Sunday, March 10, 2013

Poo Flinging


Poo flinging isn't the normal precursor to great discovery.  In the 1974 Leakey expedition, however, it was.

At the work site in Tanzania, Andrew Hill and David Western were two members of the expedition; they took advantage of cannonball-sized dry elephant dung for a little humorous interchange.  Dodging one flying poo-ball and laughing, Dr Hill fell on the dry river bed and, since he was now close enough to examine it carefully, found an unusual fossil pattern that turned out to be raindrops.  Further search uncovered the animal tracks and finally, bipedal hominids; the oldest such record at around 3.6 million years old.  The well-preserved tracks might well have been parents and child, walking along the migratory route of the animals in the region.  They were nomads, and the first to stand on their feet as they walk, just like we do.
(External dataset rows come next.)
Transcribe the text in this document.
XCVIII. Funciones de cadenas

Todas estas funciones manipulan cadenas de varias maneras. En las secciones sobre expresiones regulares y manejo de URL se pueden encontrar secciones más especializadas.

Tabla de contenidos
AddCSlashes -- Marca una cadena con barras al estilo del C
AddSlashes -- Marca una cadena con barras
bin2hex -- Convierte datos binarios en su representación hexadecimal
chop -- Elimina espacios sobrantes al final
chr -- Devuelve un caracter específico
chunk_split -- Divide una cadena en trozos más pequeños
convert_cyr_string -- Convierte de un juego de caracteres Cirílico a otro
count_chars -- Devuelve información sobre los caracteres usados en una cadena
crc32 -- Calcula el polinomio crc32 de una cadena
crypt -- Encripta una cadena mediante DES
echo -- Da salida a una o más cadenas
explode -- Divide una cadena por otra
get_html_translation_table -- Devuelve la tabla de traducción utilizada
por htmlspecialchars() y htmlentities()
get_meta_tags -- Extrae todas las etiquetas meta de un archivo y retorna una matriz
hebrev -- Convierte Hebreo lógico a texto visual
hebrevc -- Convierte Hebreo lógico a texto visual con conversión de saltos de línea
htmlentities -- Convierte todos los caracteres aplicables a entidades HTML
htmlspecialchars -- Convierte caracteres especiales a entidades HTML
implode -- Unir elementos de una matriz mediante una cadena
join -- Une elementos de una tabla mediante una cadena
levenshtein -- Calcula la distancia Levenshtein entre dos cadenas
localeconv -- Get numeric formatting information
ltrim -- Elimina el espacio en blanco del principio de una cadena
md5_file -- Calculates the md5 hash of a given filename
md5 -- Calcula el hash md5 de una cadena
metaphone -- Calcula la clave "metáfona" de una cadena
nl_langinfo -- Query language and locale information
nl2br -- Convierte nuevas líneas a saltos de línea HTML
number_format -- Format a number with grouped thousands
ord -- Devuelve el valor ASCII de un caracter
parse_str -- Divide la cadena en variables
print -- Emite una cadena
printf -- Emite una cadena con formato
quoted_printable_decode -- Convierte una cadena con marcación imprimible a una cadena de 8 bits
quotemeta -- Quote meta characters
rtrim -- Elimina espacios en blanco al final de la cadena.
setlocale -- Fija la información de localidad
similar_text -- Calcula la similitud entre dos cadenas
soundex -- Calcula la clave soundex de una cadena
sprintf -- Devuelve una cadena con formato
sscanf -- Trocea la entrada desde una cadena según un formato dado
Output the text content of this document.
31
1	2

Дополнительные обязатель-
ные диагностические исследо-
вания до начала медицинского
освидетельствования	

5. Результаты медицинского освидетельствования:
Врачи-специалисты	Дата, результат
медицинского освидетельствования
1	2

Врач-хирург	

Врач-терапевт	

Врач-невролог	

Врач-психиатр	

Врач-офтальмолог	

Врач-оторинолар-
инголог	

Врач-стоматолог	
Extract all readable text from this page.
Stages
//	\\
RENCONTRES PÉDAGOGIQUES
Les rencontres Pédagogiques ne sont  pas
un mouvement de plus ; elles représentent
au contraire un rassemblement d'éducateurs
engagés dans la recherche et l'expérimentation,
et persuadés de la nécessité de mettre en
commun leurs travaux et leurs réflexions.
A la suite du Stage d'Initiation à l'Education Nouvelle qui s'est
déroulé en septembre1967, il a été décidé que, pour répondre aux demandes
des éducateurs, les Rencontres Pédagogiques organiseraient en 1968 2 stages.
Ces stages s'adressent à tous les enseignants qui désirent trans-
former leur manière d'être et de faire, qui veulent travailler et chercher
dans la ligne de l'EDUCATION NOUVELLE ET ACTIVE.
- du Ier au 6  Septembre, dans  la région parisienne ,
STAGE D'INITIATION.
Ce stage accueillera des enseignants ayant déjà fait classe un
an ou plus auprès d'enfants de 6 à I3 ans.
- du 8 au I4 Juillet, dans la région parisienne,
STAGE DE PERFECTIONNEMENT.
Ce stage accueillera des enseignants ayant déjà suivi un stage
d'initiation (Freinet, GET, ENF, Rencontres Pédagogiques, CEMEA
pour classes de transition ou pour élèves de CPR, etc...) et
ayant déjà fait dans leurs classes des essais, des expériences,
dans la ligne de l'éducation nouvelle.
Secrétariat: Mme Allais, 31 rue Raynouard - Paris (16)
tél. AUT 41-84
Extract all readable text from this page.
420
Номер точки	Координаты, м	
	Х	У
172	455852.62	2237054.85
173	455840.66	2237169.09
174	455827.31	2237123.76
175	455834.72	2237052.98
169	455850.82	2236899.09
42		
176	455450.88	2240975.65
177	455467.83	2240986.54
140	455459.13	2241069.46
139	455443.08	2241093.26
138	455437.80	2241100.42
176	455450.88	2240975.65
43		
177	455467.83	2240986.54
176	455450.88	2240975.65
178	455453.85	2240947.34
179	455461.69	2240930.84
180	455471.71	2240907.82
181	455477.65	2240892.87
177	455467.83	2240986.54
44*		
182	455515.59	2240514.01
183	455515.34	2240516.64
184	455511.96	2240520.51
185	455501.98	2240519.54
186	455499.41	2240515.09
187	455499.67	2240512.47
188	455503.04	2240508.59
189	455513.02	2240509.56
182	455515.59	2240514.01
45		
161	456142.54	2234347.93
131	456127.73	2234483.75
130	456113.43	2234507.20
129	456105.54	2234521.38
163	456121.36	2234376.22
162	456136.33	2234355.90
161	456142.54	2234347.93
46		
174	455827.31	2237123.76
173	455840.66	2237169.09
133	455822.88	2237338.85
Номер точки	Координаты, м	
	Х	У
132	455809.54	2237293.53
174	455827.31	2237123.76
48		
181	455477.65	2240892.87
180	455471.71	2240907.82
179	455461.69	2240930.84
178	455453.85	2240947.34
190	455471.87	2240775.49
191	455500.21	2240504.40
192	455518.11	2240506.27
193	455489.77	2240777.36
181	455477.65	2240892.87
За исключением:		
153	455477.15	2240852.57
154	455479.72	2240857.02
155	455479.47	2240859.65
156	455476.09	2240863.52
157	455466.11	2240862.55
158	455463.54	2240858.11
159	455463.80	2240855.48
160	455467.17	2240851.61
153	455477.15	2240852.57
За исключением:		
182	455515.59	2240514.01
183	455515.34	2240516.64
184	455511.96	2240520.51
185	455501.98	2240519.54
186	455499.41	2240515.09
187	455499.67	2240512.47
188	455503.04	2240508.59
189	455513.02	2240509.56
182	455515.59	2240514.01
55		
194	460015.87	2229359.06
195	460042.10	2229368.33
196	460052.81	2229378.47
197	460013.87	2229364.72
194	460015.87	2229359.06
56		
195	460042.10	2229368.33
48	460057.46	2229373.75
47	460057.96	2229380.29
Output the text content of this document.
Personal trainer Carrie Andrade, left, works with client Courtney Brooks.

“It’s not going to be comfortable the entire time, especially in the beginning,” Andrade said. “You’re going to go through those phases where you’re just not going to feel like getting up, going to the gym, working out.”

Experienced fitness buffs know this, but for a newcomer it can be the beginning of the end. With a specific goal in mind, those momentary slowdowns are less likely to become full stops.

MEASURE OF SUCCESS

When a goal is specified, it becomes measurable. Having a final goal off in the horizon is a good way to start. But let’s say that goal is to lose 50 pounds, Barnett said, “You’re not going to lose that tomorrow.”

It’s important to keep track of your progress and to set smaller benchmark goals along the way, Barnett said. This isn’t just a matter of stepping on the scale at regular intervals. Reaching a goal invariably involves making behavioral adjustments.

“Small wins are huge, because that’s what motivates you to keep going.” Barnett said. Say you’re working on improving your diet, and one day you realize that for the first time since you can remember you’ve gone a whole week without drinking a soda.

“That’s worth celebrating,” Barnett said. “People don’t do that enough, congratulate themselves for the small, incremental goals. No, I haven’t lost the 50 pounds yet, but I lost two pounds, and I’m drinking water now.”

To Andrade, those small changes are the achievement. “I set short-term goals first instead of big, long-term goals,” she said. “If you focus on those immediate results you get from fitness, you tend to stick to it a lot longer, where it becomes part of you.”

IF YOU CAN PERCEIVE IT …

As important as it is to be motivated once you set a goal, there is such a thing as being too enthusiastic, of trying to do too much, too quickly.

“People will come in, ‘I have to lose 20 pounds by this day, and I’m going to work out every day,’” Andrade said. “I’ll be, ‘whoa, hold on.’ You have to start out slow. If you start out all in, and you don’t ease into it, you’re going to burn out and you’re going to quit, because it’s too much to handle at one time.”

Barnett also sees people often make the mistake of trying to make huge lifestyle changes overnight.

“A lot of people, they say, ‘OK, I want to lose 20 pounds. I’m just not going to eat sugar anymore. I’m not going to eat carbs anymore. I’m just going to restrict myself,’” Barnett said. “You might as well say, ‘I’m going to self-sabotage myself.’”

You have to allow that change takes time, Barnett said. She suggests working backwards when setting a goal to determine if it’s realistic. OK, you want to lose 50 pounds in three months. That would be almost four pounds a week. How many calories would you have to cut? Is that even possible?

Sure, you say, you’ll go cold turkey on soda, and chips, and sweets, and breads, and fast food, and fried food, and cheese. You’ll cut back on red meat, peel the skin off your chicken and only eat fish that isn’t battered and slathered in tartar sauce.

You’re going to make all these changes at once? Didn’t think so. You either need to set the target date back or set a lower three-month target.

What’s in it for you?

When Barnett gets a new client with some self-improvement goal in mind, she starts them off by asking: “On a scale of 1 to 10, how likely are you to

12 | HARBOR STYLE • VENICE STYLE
So despite what your mother told you, perhaps poo flinging isn't necessarily a bad thing.
The Laetoli Trail has become recognized as one of the wonders of the world, down which three somebodies or somethings ambled splashily across a mudflat. The smallest somebody or something halted and half-turned for a moment to gaze sideways. The third one came along a little later, and amused itself by putting its feet rather imprecisely in the first one’s prints. They were tiny people or creatures, but the high arch of their insteps and the splay of their toes (the wet mud squeezing up between them) is entirely modern. No relic in paleontology is as charming and touching as the trail of the Laetoli walkers.
Interestingly, the results of the years of labor by the Leakey teams turned much of paleontology upside down. The popularized 'killer-ape' of the 20th century literature turned out to be a fiction as did other extrapolations from similarly small evidence. Thirty-five years later, there's still a bit of contention about who left the footprints; was it Australopithecus afarensis (Lucy's family) as originally proposed, or perhaps the poorly known A. anamensis or even an as yet undiscovered candidate might be in the running. The impact of the discovery remains regardless of the outcome of that particular academic debate.
Because of Laetoli, because of all the archaeological toil of the Leakey dynasty in Olduvai Gorge and Turkana, because of “Lucy’s” skull in the Afar desert, the world now accepts that the human species originated in Africa. More recently still, the so-called African Eve” hypothesis indicates a single common female ancestor, located in Africa at that place where the countless ramifications of the gene tree run together.

Africa has changed in terms of place and relevance. ... the place which Europeans for five hundred years regarded as a stagnant backwater has turned out to be the fountain-head of all human development. Man began there.  
Africa’s Lost History JUNE 11, 1992 Neal Ascherson
An emerging understanding, Africa is perhaps the greatest illustration of large-scale human failure. Magnificence and nobility, spoiled by spoiled minds, civilizations shattered by invading colonialists and slavers. It will take further centuries, perhaps, before we understand what has been done. Africa is attempting to recover from the blows; we all have much yet to learn.

(Thanks and a hat tip to the movie 'Madagascar', of course.  Great good humor.)